Discussing criticisms of null hypothesis significance testing (NHST) McShane & Gal write (emphasis mine):

More broadly, statisticians have long been critical of the various forms of dichotomization intrinsic to the NHST paradigm such as the dichotomy of the null hypothesis versus the alternative hypothesis and the dichotomization of results into the different categories statistically significant and not statistically significant. … More specifically, the sharp point null hypothesis of $\theta = 0$ used in the overwhelming majority of applications has long been criticized as always false — if not in theory at least in practice (Berkson 1938; Edwards, Lindman, and Savage 1963; Bakan 1966; Tukey 1991; Cohen 1994; Briggs 2016); in particular, even were an effect truly zero, experimental realities dictate that the effect would generally not be exactly zero in any study designed to test it.

I really like this paper (and a similar one from a couple years ago), but this kind of reasoning has become one of my biggest statistical pet peeves. The fact that “experimental realities” generally produce non-zero effects in statistics calculated from samples is one of the primary motivations for the development of NHST in the first place. It is why, for example, the null hypothesis is typically – read always – expressed as a distribution of possible test statistics under the assumption of zero effect. The whole point is to evaluate how consistent an observed statistic is with a zero-effect probability model.

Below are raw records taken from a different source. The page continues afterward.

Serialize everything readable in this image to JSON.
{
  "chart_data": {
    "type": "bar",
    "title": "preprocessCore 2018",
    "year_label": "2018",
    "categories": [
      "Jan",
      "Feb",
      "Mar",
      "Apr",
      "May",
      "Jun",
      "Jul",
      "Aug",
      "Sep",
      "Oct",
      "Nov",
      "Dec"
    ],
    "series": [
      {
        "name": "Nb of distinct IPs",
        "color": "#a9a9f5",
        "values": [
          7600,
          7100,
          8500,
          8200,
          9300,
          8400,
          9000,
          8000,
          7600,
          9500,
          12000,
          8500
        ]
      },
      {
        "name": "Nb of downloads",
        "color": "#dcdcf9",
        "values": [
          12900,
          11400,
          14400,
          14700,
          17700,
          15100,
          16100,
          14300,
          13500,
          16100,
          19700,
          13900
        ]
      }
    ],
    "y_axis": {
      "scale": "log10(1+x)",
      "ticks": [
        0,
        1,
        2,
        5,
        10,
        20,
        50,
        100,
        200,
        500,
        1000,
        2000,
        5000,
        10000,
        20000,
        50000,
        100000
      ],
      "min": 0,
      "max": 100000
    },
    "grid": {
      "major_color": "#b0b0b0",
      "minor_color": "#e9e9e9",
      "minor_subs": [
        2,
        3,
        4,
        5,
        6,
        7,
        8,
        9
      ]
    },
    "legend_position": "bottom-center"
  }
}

Okay, actually, that’s not true. The point of statistical testing is to evaluate how consistent an observed statistic is with a probability model of interest. And this gets at the more important matter. I agree with McShane & Gal (and, I imagine, at least some of the people they cite) that the standard zero-effect null is probably not true in many cases, particularly in social and behavioral science.

The problem is not that this model is often false. A false model can be useful. (Insert Box’s famous quote about this here.) The problem is that the standard zero-effect model is very often not interesting or useful.

Assuming zero effect makes it (relatively) easy to derive a large number of probability distributions for various test statistics. Also, there are typically an infinite number of alternative, non-zero hypotheses. So, fine, zero-effect null hypotheses provide non-trivial convenience and generality.

But this doesn’t make them scientifically interesting. And if they’re not scientifically interesting, it’s not clear that they’re scientifically useful.

In principle, we could use quantitative models of social, behavioral, and/or health-related phenomena as interesting and useful (though almost certainly still false) “null” models against which to test data or, per my preferences, to estimate quantitative parameters of interest. Of course, it’s (very) hard work to develop such models, and many academic incentives push pretty hard against the kind of slow, thorough work that would be required in order to do so.